By hard-line Republican standards today, the bracero program was essentially a form of amnesty, and — despite the fact that their sainted Ronald Reagan issued amnesty to 3 million “illegals” in 1986 — the GOP base despises the policy today. They also likely won’t like the fact that when Columba Bush’s father retired in Mexico he received Social Security checks from the United States for the rest of his life. He had every right to the money, of course, because he earned it legally.

Columba’s father’s undocumented status explains at least in part her reticence about Jeb’s presidential ambitions. Another part of it may be a dispute in Columba’s family over her claim that she permanently estranged herself from her father in the early 1970s after he beat her. Her father’s relatives have denied this — a denial that prompted the sort of imperious response for which the Bush family is known:

“We don’t intend to relitigate the numerous offensive actions of a deceased man who abandoned his family in poverty while Mrs. Bush was a young child,” Bush spokeswoman Kristy Campbell said in an e-mail. “Mrs. Bush, her sister Lucila, and her mother have remained close and severed ties with him more than four decades ago.”

Jeb’s outlier position on immigration may be out of synch with the base, but it lines up neatly with a sociopathic element of conservatism — a key personality trait that separates liberals from conservatives. Liberals do not have to walk a mile in other people’s shoes in order to imagine their plights, while conservatives can only grasp the consequences of injustice when they experience it personally.

It’s a dead cinch, for example, that Dick and Liz Cheney would be as virulently anti-gay as any of their co-ideologues if their daughter weren’t a lesbian. Similarly, after Ohio Republican Sen. Rob Portman’s son came out, he flipped overnight from opposing civil rights for gays to supporting them. Right-wing talk show host Joe Scarborough opposed gun control until the Sandy Hook massacre brought the horror of gun violence to his doorstep — he lives in Connecticut and had children the same age as those who were massacred at the elementary school.

In the 2012 cycle, Mitt Romney executed a record number of flip-flops — less politely known as “telling lies” — in order to distance himself from his liberal record.

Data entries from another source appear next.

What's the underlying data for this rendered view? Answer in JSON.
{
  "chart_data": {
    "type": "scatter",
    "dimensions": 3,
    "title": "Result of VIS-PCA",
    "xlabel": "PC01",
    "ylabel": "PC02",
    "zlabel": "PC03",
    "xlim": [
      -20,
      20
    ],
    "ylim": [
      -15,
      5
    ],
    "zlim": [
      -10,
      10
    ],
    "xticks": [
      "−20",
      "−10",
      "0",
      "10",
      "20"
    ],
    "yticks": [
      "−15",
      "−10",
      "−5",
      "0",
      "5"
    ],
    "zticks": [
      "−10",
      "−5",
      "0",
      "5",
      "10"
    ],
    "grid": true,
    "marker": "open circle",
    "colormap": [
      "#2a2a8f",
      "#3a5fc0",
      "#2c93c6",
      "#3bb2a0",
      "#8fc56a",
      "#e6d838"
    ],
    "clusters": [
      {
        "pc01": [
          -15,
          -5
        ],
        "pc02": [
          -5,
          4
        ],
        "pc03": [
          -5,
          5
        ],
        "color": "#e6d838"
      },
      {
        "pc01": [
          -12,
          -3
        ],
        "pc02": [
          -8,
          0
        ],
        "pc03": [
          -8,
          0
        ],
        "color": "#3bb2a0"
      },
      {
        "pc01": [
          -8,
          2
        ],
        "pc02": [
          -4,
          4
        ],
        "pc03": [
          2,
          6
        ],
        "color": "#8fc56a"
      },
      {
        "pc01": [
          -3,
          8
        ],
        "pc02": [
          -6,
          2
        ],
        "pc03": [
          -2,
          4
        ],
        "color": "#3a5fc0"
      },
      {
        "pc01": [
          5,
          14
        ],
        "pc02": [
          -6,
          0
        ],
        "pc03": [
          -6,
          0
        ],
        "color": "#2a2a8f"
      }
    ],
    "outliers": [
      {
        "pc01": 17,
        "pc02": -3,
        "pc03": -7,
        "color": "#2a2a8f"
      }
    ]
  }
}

The GOP base is especially suspicious of its wealthy betters in the party, who benefit from the cheap labor undocumented immigrants provide. For example, Romney didn’t help himself when he explained why he fired a landscaping company at one of his estates. “We went to the company and we said, look, you can’t have any illegals working on our property,” Romney said. “I’m running for office, for Pete’s sake, I can’t have illegals.”

Given Jeb’s close family association here, flipping on this issue will represent a betrayal to the memory of his wife’s father and his children’s grandfather. On the other hand, if he decides to hold to his liberal position on immigration, he’ll face a firestorm on his right in early battleground states like Iowa, South Carolina and perhaps even Florida.